The UN body’s director-general also said the IAEA would increase the pace of its visits to the Fordo underground facility.
Is that a tentative sign of de-escalation in the sensitive Iranian nuclear issue? Iran has agreed to reconnect surveillance cameras at several nuclear sites, the International Atomic Energy Agency (IAEA) director-general, who had returned from Tehran, said on Saturday, March 4. “We have agreed that the cameras and surveillance systems will work again,” said Rafael Grossi at Vienna Airport.
This should happen “very soon” after a technical meeting, he said, while the joint statement with the Atomic Energy Organization of Iran (AEIO) remains vague.
In addition, the number of visits to the UN facility at the Fordo underground facility, which recently discovered uranium particles enriched to a level of 83.7% close to the atomic bomb threshold, will increase by 50%. Rafael Grossi returned from a two-day visit to Tehran, where he held high-level talks, notably with Iranian President Ebrahim Raisi.

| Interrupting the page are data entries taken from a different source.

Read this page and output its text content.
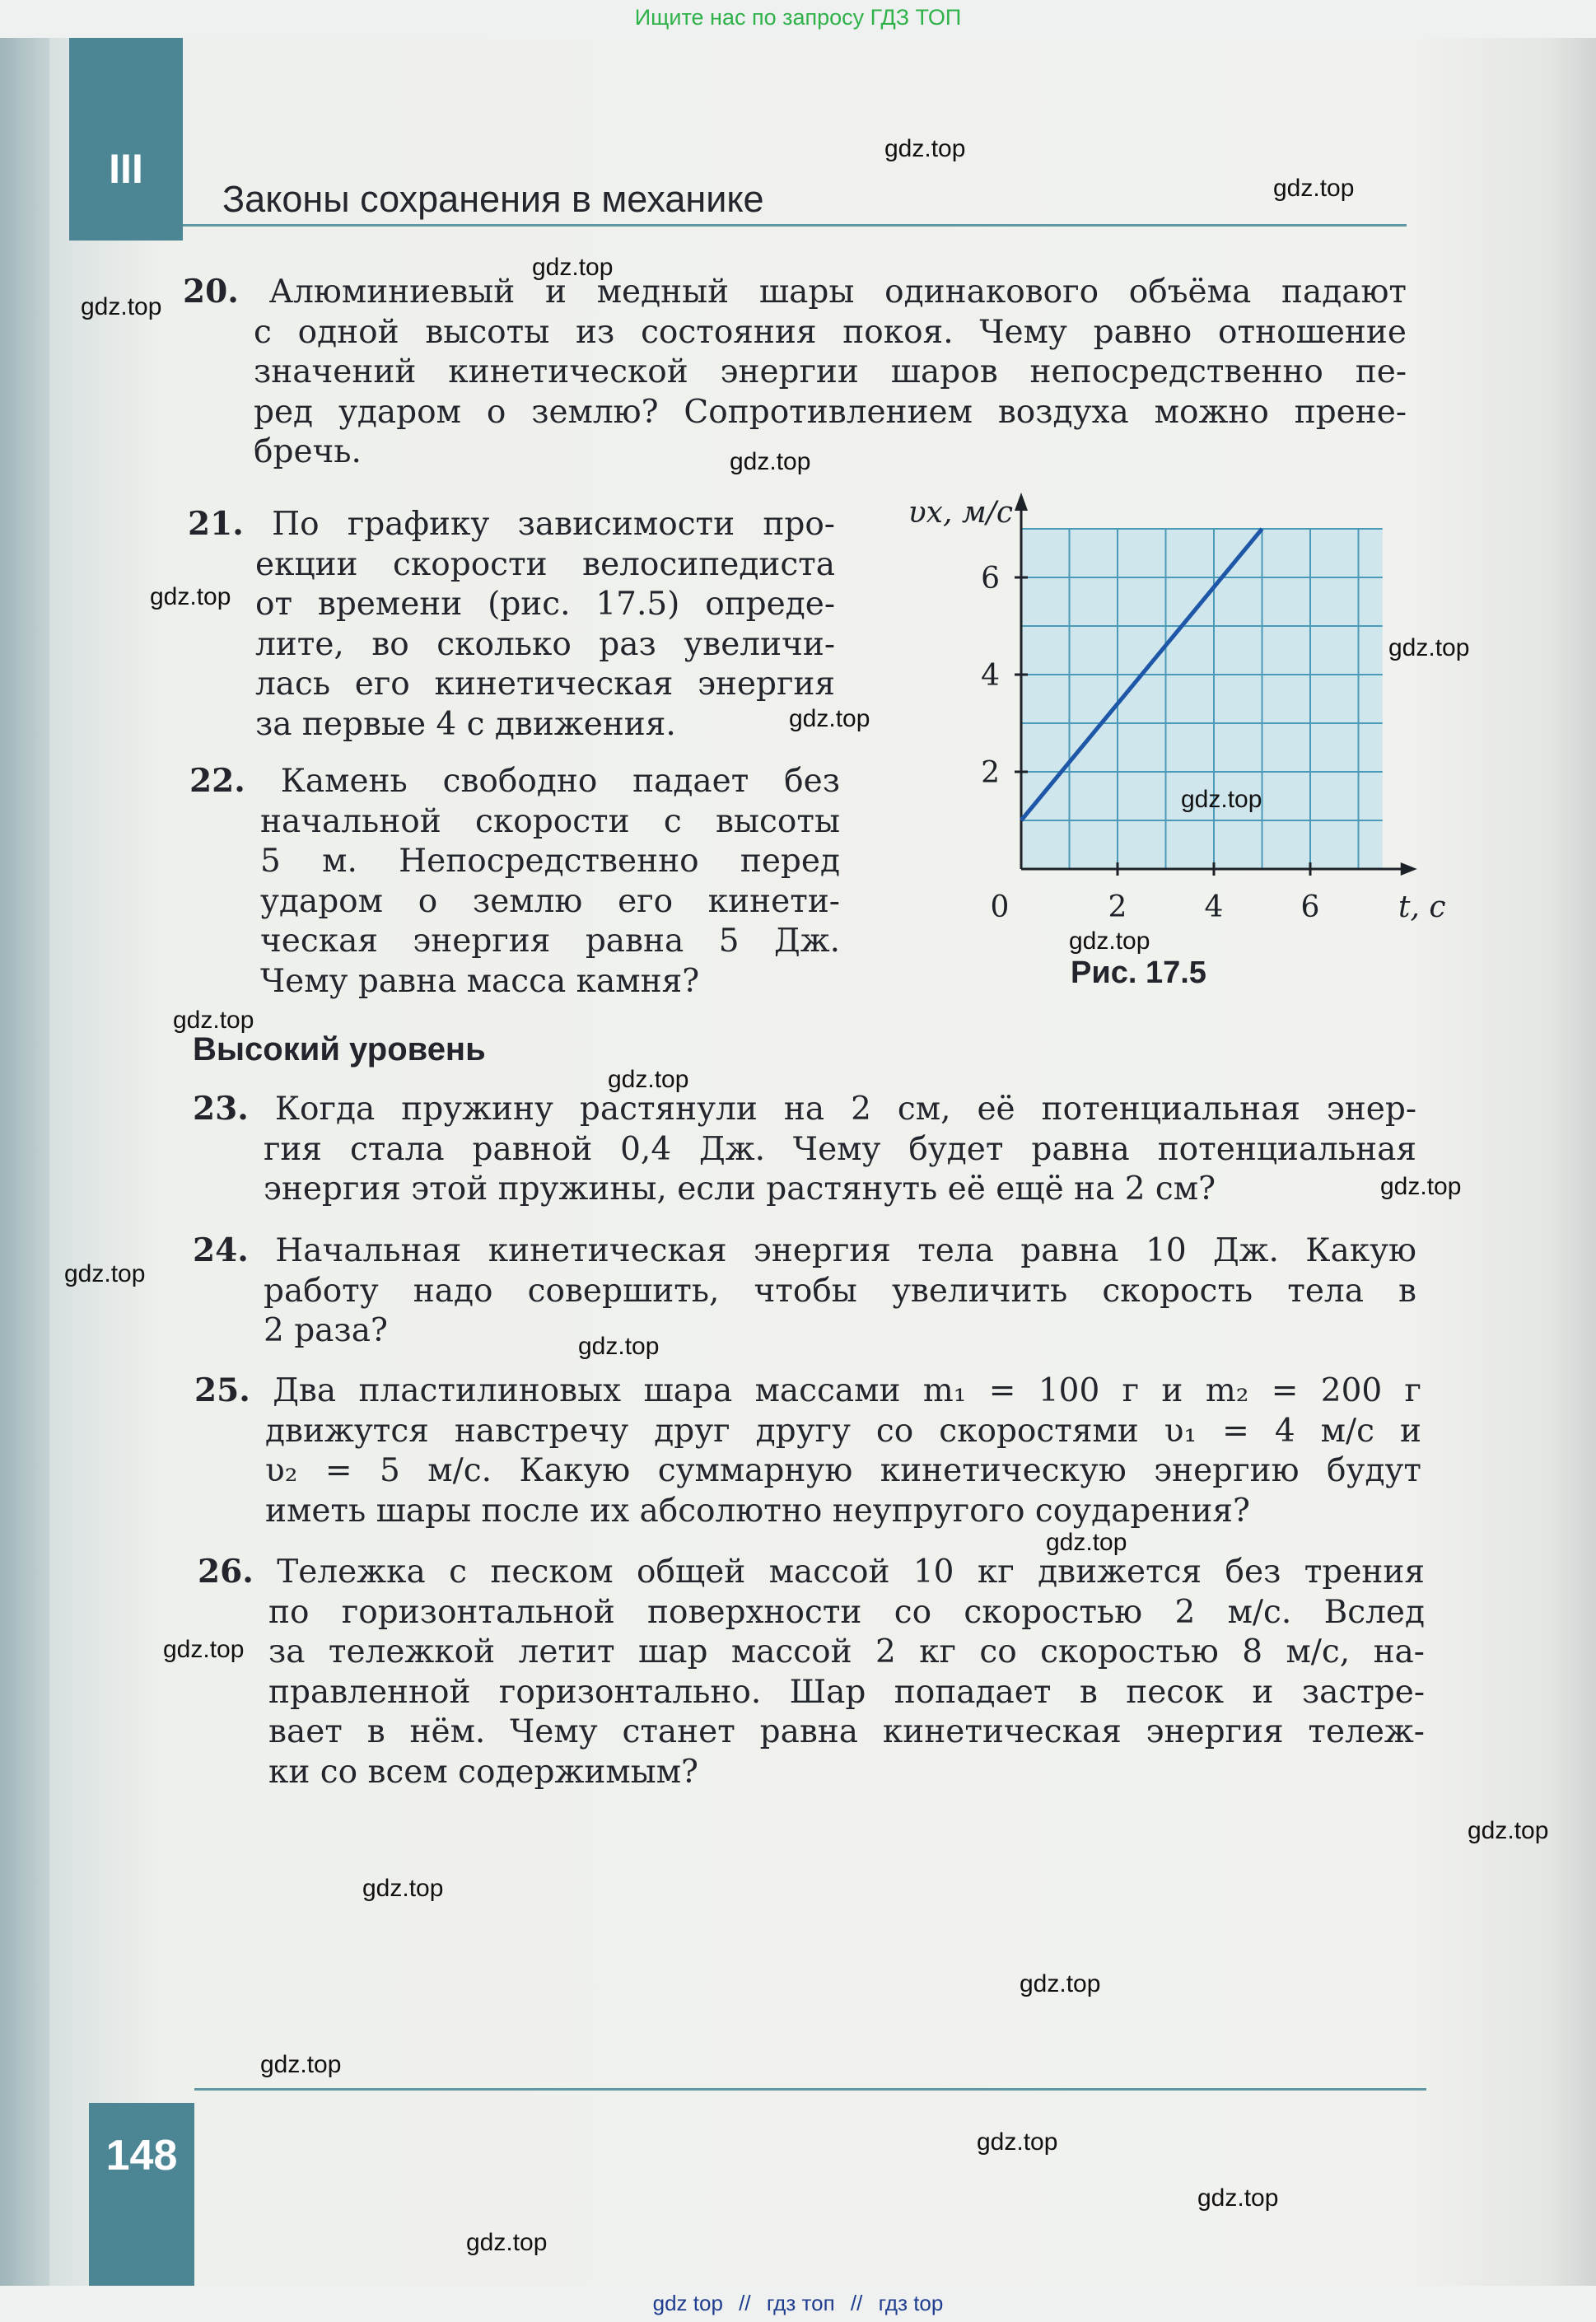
Ищите нас по запросу ГДЗ ТОП
III
Законы сохранения в механике
20. Алюминиевый и медный шары одинакового объёма падают
с одной высоты из состояния покоя. Чему равно отношение
значений кинетической энергии шаров непосредственно пе-
ред ударом о землю? Сопротивлением воздуха можно прене-
бречь.
21. По графику зависимости про-
екции скорости велосипедиста
от времени (рис. 17.5) опреде-
лите, во сколько раз увеличи-
лась его кинетическая энергия
за первые 4 с движения.
22. Камень свободно падает без
начальной скорости с высоты
5 м. Непосредственно перед
ударом о землю его кинети-
ческая энергия равна 5 Дж.
Чему равна масса камня?
υx, м/с
t, с
0	2	4	6
2
4
6
Рис. 17.5
Высокий уровень
23. Когда пружину растянули на 2 см, её потенциальная энер-
гия стала равной 0,4 Дж. Чему будет равна потенциальная
энергия этой пружины, если растянуть её ещё на 2 см?
24. Начальная кинетическая энергия тела равна 10 Дж. Какую
работу надо совершить, чтобы увеличить скорость тела в
2 раза?
25. Два пластилиновых шара массами m₁ = 100 г и m₂ = 200 г
движутся навстречу друг другу со скоростями υ₁ = 4 м/с и
υ₂ = 5 м/с. Какую суммарную кинетическую энергию будут
иметь шары после их абсолютно неупругого соударения?
26. Тележка с песком общей массой 10 кг движется без трения
по горизонтальной поверхности со скоростью 2 м/с. Вслед
за тележкой летит шар массой 2 кг со скоростью 8 м/с, на-
правленной горизонтально. Шар попадает в песок и застре-
вает в нём. Чему станет равна кинетическая энергия тележ-
ки со всем содержимым?
148
gdz.top
gdz.top
gdz.top
gdz.top
gdz.top
gdz.top
gdz.top
gdz.top
gdz.top
gdz.top
gdz.top
gdz.top
gdz.top
gdz.top
gdz.top
gdz.top
gdz.top
gdz.top
gdz.top
gdz.top
gdz.top
gdz.top
gdz.top
gdz.top
gdz top // гдз топ // гдз top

The goal of “reviving the 2015 deal” on Iran’s nuclear energy
The Islamic Republic had severely curtailed inspections and shut down surveillance cameras last year, throwing the IAEA into obscurity in a context of deteriorating relations between Iran and Western powers. “We have stopped the information overload” available to the IAEA, said Rafael Grossi.
In recent months, due to a lack of adequate oversight, the agency has said it is no longer able to guarantee the peaceful nature of Iran’s nuclear program. “It’s very, very important,” “especially in light of the revival of the deal” of 2015 that limited Iran’s nuclear activities in exchange for lifting international sanctions. Negotiations on this issue have been dormant since summer 2022. They started in April 2021 in Vienna between Tehran and the signatory states (China, Russia, UK, France and Germany) with indirect participation from the United States, but they have been suspended since August 2022.
Since 2018, the Islamic Republic has gradually freed itself from its obligations. Its total stock of enriched uranium as of Feb. 12 was 3,760 kg (up from 3,673 kg in October), more than 18 times the JCPOA-approved limit, according to IAEA calculations.